Why insurance value chain inflation is different to CPI inflation



The South African Reserve Bank (SARB) recently announced its second interest hike for the year, with many experts predicting that even steeper hikes could be on the way. This is against a backdrop in which the rate went from 10% in 2019 to 7% in the last year, with rate increases being announced from November 2021.

While this trend will impact many indebted South Africans, it is not the only inflationary trend that insurance policyholders need to know about, as there are a number of inflationary trends that are impacting claims in the insurance industry.  

What is driving inflation in the insurance industry? 

During the fourth quarter of 2021, numerous reports were published about the rising inflation of vehicle spare parts. This trend has been confirmed from various countries.

According to the German Insurance Association (GDV), vehicle spare prices in Germany increased by 6% from 2020 to 2021, but from 2013 to 2021 the increase was a whopping 44%.

In the US, the CFO of Advance Auto Parts projected an increase in aftermarket vehicle parts caused by supply-chain disruptions caused by COVID-19, labour shortage, wage inflation and the increasing cost and scarcity of raw materials.

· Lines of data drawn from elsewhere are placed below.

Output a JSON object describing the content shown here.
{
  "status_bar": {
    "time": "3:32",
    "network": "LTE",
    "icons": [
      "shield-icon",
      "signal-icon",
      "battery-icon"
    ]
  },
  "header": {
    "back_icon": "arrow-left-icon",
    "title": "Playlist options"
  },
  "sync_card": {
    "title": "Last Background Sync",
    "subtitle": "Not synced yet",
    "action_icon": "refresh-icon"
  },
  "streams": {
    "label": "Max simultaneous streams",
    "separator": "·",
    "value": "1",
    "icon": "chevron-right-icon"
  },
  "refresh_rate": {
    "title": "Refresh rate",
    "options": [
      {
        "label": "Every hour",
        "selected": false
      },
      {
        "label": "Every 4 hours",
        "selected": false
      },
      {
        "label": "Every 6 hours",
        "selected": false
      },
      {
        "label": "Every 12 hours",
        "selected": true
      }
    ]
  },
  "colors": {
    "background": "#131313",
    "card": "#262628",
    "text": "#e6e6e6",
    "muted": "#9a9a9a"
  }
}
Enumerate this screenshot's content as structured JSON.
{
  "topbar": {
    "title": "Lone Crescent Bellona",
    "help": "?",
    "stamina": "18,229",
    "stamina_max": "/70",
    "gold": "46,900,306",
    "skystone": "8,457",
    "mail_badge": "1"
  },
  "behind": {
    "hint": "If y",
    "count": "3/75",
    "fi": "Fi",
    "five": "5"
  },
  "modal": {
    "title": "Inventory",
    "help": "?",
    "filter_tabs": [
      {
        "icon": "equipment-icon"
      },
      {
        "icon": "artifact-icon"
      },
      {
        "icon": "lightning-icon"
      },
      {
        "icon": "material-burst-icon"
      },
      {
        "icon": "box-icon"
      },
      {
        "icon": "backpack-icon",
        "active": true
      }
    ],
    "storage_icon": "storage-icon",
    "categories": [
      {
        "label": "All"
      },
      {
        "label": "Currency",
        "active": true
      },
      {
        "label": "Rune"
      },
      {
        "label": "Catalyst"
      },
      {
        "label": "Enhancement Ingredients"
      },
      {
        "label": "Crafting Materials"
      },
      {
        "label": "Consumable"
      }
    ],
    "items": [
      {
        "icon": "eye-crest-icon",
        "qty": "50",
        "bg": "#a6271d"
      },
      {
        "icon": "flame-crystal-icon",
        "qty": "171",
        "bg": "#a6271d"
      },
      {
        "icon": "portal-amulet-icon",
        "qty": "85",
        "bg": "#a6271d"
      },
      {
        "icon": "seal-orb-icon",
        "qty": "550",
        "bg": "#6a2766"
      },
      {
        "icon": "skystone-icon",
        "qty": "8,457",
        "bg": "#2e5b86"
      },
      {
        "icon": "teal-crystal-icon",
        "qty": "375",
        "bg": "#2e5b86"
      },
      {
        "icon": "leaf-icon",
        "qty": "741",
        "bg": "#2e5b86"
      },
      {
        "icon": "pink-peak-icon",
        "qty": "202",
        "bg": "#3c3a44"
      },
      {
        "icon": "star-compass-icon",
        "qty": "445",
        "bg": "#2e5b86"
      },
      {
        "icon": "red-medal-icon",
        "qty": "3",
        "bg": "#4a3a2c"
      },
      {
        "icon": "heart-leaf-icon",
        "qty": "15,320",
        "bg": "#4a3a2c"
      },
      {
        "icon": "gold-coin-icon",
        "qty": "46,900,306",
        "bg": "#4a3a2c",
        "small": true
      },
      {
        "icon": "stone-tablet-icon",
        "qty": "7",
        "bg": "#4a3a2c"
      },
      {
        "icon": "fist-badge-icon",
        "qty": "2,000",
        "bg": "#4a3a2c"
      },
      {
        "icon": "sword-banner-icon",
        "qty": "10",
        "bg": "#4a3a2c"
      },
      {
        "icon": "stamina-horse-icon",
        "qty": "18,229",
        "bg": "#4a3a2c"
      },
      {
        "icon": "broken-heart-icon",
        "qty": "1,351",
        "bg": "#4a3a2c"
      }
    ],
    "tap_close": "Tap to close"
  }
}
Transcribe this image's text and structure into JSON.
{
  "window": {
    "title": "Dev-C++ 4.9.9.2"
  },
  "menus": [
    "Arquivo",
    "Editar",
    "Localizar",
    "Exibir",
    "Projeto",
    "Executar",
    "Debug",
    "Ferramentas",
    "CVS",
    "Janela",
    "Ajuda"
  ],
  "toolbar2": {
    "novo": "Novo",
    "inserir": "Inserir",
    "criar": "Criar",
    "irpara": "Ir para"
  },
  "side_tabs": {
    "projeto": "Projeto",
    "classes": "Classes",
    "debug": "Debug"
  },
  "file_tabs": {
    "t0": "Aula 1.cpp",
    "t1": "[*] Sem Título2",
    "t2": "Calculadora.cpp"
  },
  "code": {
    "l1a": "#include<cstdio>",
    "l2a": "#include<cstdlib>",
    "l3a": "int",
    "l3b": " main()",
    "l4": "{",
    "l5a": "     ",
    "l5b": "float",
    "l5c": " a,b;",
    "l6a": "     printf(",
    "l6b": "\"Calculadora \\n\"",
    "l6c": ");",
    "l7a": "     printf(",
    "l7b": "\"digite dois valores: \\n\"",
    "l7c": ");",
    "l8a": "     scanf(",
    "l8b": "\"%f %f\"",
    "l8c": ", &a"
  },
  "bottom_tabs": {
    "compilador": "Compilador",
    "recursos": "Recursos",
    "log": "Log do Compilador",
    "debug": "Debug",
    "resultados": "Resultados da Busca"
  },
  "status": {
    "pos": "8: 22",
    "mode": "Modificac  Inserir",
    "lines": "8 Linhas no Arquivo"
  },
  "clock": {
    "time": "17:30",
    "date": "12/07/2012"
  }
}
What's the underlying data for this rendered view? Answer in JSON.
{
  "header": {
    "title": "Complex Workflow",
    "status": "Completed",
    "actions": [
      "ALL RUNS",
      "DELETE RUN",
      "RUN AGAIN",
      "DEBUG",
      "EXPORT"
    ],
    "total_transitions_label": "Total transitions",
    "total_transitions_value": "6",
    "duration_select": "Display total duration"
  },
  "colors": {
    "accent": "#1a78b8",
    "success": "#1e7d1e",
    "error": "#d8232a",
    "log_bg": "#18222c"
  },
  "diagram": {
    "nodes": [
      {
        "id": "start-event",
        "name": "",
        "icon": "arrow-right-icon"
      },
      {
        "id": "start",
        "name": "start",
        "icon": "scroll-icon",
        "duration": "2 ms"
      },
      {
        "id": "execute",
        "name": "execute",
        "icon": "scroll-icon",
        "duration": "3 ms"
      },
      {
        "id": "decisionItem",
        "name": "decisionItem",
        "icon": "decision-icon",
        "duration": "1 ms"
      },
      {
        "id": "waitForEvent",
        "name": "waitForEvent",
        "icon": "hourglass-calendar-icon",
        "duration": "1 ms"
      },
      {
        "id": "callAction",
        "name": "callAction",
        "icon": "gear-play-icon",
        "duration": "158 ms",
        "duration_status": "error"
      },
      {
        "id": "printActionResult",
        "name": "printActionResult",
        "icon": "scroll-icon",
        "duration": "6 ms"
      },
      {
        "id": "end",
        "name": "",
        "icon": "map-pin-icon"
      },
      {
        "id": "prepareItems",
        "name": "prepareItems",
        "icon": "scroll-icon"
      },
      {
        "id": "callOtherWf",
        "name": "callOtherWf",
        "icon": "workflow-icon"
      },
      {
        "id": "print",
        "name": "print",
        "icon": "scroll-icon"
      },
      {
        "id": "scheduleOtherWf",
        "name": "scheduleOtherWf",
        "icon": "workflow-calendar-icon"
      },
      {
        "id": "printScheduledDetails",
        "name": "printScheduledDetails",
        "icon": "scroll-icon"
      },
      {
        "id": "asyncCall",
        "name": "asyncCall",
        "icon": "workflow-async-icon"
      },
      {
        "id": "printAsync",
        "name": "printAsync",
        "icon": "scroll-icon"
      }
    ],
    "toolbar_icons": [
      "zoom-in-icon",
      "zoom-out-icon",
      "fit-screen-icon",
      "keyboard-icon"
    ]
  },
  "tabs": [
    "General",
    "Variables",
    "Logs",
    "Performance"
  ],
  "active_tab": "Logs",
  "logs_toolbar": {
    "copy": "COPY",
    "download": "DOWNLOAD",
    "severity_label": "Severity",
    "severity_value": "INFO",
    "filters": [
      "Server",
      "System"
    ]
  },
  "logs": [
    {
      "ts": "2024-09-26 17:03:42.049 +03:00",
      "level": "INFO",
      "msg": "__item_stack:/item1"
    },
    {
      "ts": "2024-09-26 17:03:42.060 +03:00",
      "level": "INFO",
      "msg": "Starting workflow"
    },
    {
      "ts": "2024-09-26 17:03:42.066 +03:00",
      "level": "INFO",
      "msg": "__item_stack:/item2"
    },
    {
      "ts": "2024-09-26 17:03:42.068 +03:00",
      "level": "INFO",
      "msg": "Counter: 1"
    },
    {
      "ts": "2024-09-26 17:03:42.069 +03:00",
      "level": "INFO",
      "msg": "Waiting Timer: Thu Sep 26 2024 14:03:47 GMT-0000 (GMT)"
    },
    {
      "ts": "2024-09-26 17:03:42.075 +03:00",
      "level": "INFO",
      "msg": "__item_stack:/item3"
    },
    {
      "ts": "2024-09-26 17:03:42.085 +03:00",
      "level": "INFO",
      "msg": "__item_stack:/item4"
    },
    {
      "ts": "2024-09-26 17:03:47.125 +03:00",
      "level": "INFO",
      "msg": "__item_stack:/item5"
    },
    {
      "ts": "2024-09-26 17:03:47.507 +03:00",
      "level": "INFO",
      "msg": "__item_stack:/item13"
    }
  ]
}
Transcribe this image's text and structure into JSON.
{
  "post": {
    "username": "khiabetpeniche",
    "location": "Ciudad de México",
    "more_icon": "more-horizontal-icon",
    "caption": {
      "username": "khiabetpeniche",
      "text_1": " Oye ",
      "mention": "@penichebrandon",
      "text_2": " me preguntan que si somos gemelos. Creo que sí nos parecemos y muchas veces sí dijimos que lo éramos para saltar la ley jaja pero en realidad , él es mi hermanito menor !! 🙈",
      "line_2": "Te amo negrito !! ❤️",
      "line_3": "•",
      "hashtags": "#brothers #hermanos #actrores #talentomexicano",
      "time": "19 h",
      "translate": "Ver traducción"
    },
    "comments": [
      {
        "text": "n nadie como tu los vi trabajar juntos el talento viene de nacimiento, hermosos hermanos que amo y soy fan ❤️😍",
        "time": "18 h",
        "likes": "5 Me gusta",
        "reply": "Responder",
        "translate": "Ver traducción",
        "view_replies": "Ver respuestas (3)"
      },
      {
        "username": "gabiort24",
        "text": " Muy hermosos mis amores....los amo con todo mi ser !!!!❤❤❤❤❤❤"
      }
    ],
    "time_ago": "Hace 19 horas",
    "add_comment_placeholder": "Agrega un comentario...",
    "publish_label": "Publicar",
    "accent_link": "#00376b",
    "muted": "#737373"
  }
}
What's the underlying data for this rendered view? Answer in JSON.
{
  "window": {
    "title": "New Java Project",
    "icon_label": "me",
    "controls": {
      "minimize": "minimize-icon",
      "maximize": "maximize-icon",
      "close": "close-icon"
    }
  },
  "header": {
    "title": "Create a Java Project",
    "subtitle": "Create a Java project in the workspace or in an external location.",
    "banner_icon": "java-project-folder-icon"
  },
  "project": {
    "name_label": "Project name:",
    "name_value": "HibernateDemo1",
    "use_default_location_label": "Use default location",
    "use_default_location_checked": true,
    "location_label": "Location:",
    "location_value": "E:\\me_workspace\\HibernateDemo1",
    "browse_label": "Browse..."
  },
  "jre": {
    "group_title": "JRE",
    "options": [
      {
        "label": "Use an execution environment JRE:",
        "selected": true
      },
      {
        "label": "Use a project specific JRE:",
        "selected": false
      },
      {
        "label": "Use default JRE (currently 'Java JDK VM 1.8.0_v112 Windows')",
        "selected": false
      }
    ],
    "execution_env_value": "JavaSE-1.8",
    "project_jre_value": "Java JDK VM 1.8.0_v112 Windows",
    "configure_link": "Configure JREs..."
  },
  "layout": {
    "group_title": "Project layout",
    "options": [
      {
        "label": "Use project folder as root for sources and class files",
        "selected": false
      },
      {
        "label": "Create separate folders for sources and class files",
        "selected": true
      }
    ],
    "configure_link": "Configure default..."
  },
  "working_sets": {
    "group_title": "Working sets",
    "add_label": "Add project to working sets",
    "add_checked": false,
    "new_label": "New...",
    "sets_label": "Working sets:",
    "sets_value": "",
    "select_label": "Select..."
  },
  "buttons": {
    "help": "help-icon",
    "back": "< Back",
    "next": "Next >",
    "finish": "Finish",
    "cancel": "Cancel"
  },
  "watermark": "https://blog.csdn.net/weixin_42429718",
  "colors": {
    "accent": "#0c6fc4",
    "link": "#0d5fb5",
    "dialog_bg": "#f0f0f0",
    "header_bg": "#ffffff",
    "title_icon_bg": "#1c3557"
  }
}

In South Africa, prices for spare parts are expected to increase by as much as 60% due to a high demand for spare parts, shortage of raw materials to produce the parts, and rising shipping costs. Even locally produced spare parts increase by 10 to 20% on a regular basis.

This inflation is driven by a shortage of raw materials like iron, aluminium, and plastics due to production being closed down for almost two years.

A similar trend has been seen in the construction industry, with supply chain issues leading to increased component prices and subsequent higher than CPI increases.

All of these did not consider the then-unknown and very serious impact of the Ukraine-Russia war, which is leading to exponential increases in the price of oil and subsequent fuel increases. This will put further pressure on the price of spare parts and rebuilding costs.

This is a global issue, which is expected to be around for some time and no local insurer will be spared the impact of these increases.

We have seen this inflationary trend in the average cost of our claims. In January 2022, the year-on-year average cost of our Building claims increased by 44%, whilst the average cost of motor claims more than doubled compared to the previous year with an increase of 103%.

Where does this leave the insurer and ultimately the policyholder?

It means that insurers must ensure that the automated inflationary increases relating to buildings sums insured are maintained to ensure that policyholders are not out of pocket should they have a claim, especially total loss claims.

It also means that insurers need to realise renewal increases to be higher than the expected CPI of 5.9% to ensure it can continue to meet its claims obligations. 

Below are my top tips for policyholders in the current inflationary environment: 

  • Ensure that your building is adequately insured with the insurer’s inflationary increase on renewal. Rebuilding costs do not equal CPI inflation. This will ensure that your claim amount is not reduced in the event of a valid claim.
  • The price of second-hand vehicles has increased higher than that of the retail prices we source from external databases. Ask your broker or advisor about vehicle options. Remember that your insurer (if you work with a well-known brand) will always aim to be fair to the policyholder in the event of a claim.
  • At the very least, remember that it is likely your insurer will only raise premiums to what they feel is necessary. This is why it is important to be insured with a reputable company. Remember the core principle of insurance is that you pay in accordance with the risk that is introduced to the pool.
  • The best way to avoid renewal increases is not to claim, especially for smaller losses.